Challenge
Plant research produces data in a profusion of types and scales, and in ever increasing volume.
Data are generated through our research, through citizen science, satellite imagery and sensor technologies. Current innovations in interoperability and analytics allow us to converge vast quantities of data and look for unrecognised patterns behind intractable problems we are trying to understand.
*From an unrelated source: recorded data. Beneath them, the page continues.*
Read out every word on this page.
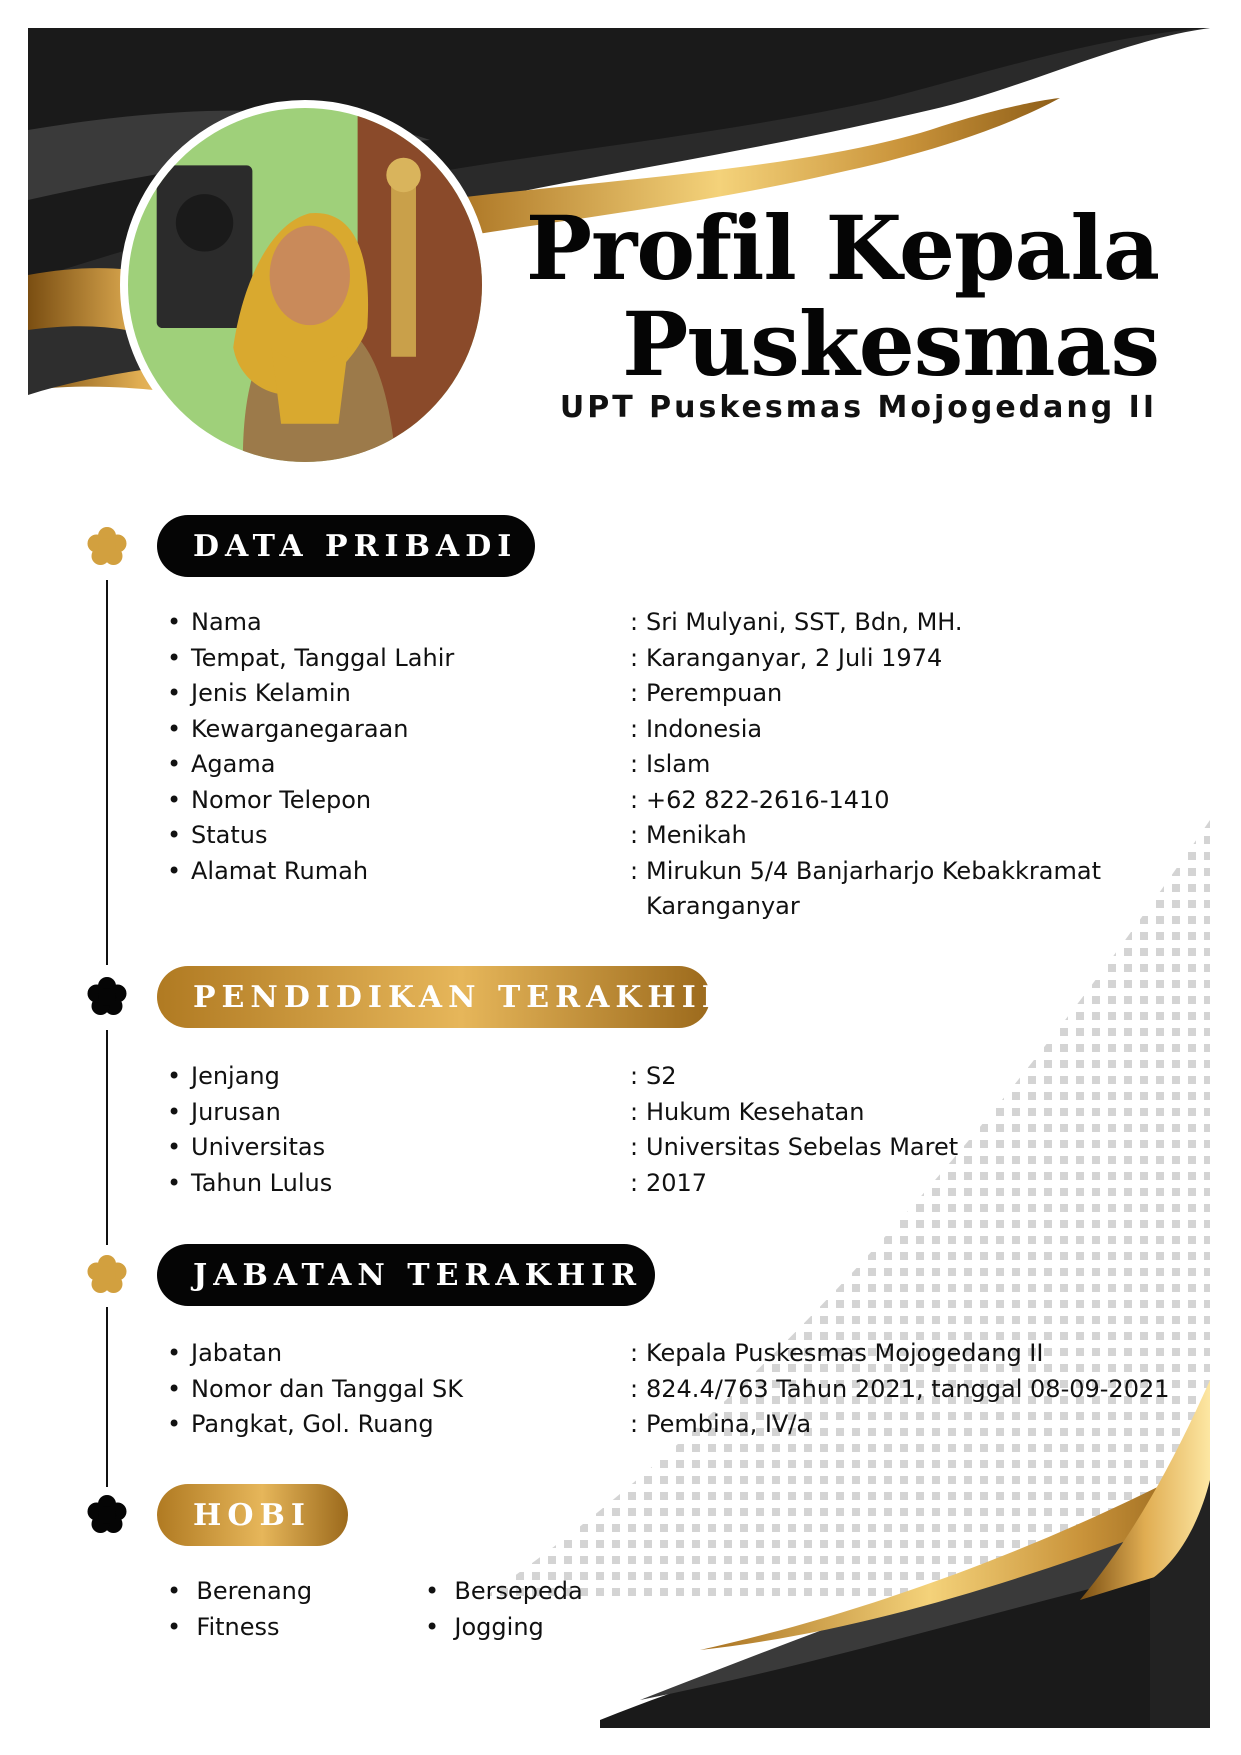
Profil Kepala
Puskesmas
UPT Puskesmas Mojogedang II
DATA PRIBADI
• Nama	: Sri Mulyani, SST, Bdn, MH.
• Tempat, Tanggal Lahir	: Karanganyar, 2 Juli 1974
• Jenis Kelamin	: Perempuan
• Kewarganegaraan	: Indonesia
• Agama	: Islam
• Nomor Telepon	: +62 822-2616-1410
• Status	: Menikah
• Alamat Rumah	: Mirukun 5/4 Banjarharjo Kebakkramat Karanganyar
PENDIDIKAN TERAKHIR
• Jenjang	: S2
• Jurusan	: Hukum Kesehatan
• Universitas	: Universitas Sebelas Maret
• Tahun Lulus	: 2017
JABATAN TERAKHIR
• Jabatan	: Kepala Puskesmas Mojogedang II
• Nomor dan Tanggal SK	: 824.4/763 Tahun 2021, tanggal 08-09-2021
• Pangkat, Gol. Ruang	: Pembina, IV/a
HOBI
• Berenang	• Bersepeda
• Fitness	• Jogging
When scientists take measurements (e.g. fecundity, light absorption, root growth), first of all they do not all measure them in the same way. For example, one might measure plant height from the soil to the first leaf, another from the soil to the top of the plant. Second, they often use proxies for interesting traits that they want to measure e.g. canopy height as a proxy for light interception. Research on agricultural and tree biodiversity needs to connect data on intraspecific diversity, species diversity, landscape and ecosystem diversity and connect these with data on the environment, economy, wellbeing, nutrition and productivity. Global solutions require these to be linked, so that we can understand how interactions at one level and in one sector affect the other and vice versa. However, these data are usually collected for different uses by different actors and kept in different formats in different databases. These data need to be able to talk to each other so that scientists can link them up to generate knowledge-based solutions.
Solution
Ontologies are the ultimate silo-busters. They are a way to make data interoperable. Ontologies are basically a list of agreed terms along with their definitions. Each term in an ontology has a stable identifier which explicates the class of the term and its linkages with other terms. Ontologies, by including a vocabulary of terms used in a domain, provide also information such as synonyms and abbreviations. Once linked to the data, they act like metadata describing your data, which facilitates data integration, access and analysis. Ontologies are machine-readable, so automatic agents can quickly check that all connections in both the ontology and the data are well described and work.